Tim Padgett, Resident Theologian at the Colson Center for Christian Worldview, reviewed political polarization in contemporary society as an aspect of secularization at the annual conference of the L’Abri Fellowship in Rochester, Minnesota on February 14. Because of the many changes in society and unexpected turns of events (the collapse of communism, the destruction of the Twin Towers, and same-sex marriage would be examples) we now, like Alice in Wonderland “can think of several impossible things every day.” For some of these strange turns of events “if you tried to sell it as fiction even a generation ago, or even less, you’d be laughed out of the room.”
He said that in recent years, “people have adopted increasingly extreme socio-political positions…less than forty years after the fall of the Berlin Wall and just shy of 80 years after the fall of Berlin, hammers and sickles and antisemitic tropes are all the rage, literally.” Symptomatic events included the toppling of historic statues. The extreme polarization of today is one of the strangest facts among these strange occurrences, because “materially speaking, we’ve got it good. By pretty much any metric, it’s better to be alive here and now than just about any other time or place.”
Spiritual Crisis
But it is the spiritual side of life which lacks public meaning and therefore generates conflict in the world today. The secular liberal promise was “a golden age of rationality and tolerance…once we got rid of that pesky Christianity, the world would revert to factory setting.
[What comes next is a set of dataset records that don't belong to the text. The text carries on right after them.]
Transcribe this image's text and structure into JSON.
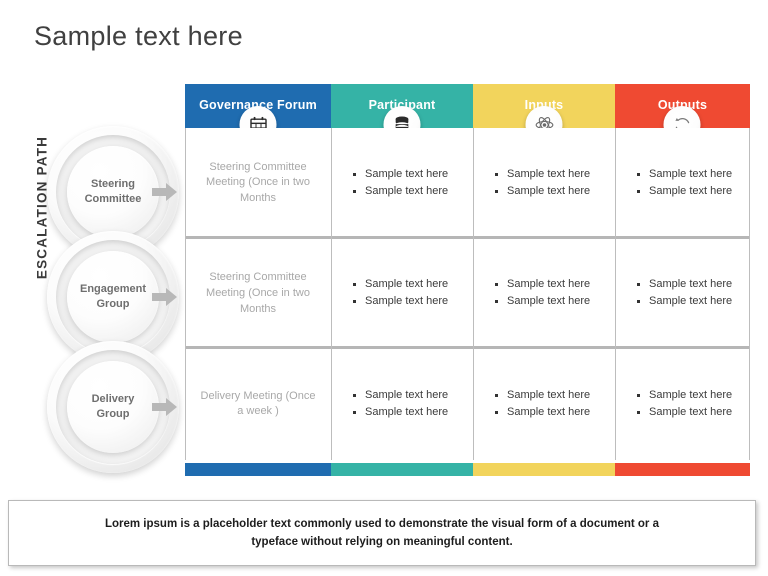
{
  "slide": {
    "title": "Sample text here",
    "escalation_label": "ESCALATION  PATH"
  },
  "colors": {
    "blue": "#1f6cb0",
    "teal": "#35b3a6",
    "yellow": "#f2d45c",
    "red": "#ef4a32",
    "divider": "#bdbdbd",
    "muted_text": "#a8a8a8",
    "body_text": "#3b3b3b",
    "title_text": "#404040"
  },
  "stages": [
    {
      "label_line1": "Steering",
      "label_line2": "Committee",
      "arrow_icon": "arrow-right-icon"
    },
    {
      "label_line1": "Engagement",
      "label_line2": "Group",
      "arrow_icon": "arrow-right-icon"
    },
    {
      "label_line1": "Delivery",
      "label_line2": "Group",
      "arrow_icon": "arrow-right-icon"
    }
  ],
  "table": {
    "columns": [
      {
        "header": "Governance Forum",
        "color": "#1f6cb0",
        "icon": "calendar-icon"
      },
      {
        "header": "Participant",
        "color": "#35b3a6",
        "icon": "database-icon"
      },
      {
        "header": "Inputs",
        "color": "#f2d45c",
        "icon": "atom-icon"
      },
      {
        "header": "Outputs",
        "color": "#ef4a32",
        "icon": "refresh-cycle-icon"
      }
    ],
    "rows": [
      {
        "meeting": "Steering Committee Meeting (Once in two Months",
        "participant": [
          "Sample text here",
          "Sample text here"
        ],
        "inputs": [
          "Sample text here",
          "Sample text here"
        ],
        "outputs": [
          "Sample text here",
          "Sample text here"
        ]
      },
      {
        "meeting": "Steering Committee Meeting (Once in two Months",
        "participant": [
          "Sample text here",
          "Sample text here"
        ],
        "inputs": [
          "Sample text here",
          "Sample text here"
        ],
        "outputs": [
          "Sample text here",
          "Sample text here"
        ]
      },
      {
        "meeting": "Delivery Meeting (Once a week )",
        "participant": [
          "Sample text here",
          "Sample text here"
        ],
        "inputs": [
          "Sample text here",
          "Sample text here"
        ],
        "outputs": [
          "Sample text here",
          "Sample text here"
        ]
      }
    ]
  },
  "footer": {
    "text": "Lorem ipsum is a placeholder text commonly used to demonstrate the visual form of a document or a typeface without relying on meaningful content."
  }
}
We were told that a new paradise would emerge where knowledge, industry, and mutual respect would rule the day.” We got instead, “a dystopian mix of a Brave New World and doom.” This realization has had “at least one positive result…Seeing the insanity of a world without God, prominent atheists have been rediscovering the beauty of the Bible.”
But many today continue the quest for meaning on a post-Christian and postmodern basis. Even after the horrors of Marxist revolutions and tyranny in the twentieth century, many still see a revolutionary, re-engineered world imminent which will “save us from the evils of—the most prosperous and free society” that the world has known. Similarly, decades after the greatest of all wars, World War II, destroyed Nazism and exposed its evils, we still “have people denying the Holocaust…easily one of the most well documented events in human history. All around the West, we’ve had censorship in the name of tolerance, and we’ve had destruction of public art in the name of humanity.”
Padget said the lack of a governing narrative in the West is a “result of the banishment of Christianity.” Both humanity in general and individuals are “grasping, desperately grasping for something to grant them meaning, even if that meaning is utterly meaningless.” For those familiar with the works of Francis Schaeffer, or are familiar with the Christian worldview movement, there is “nothing surprising” in this.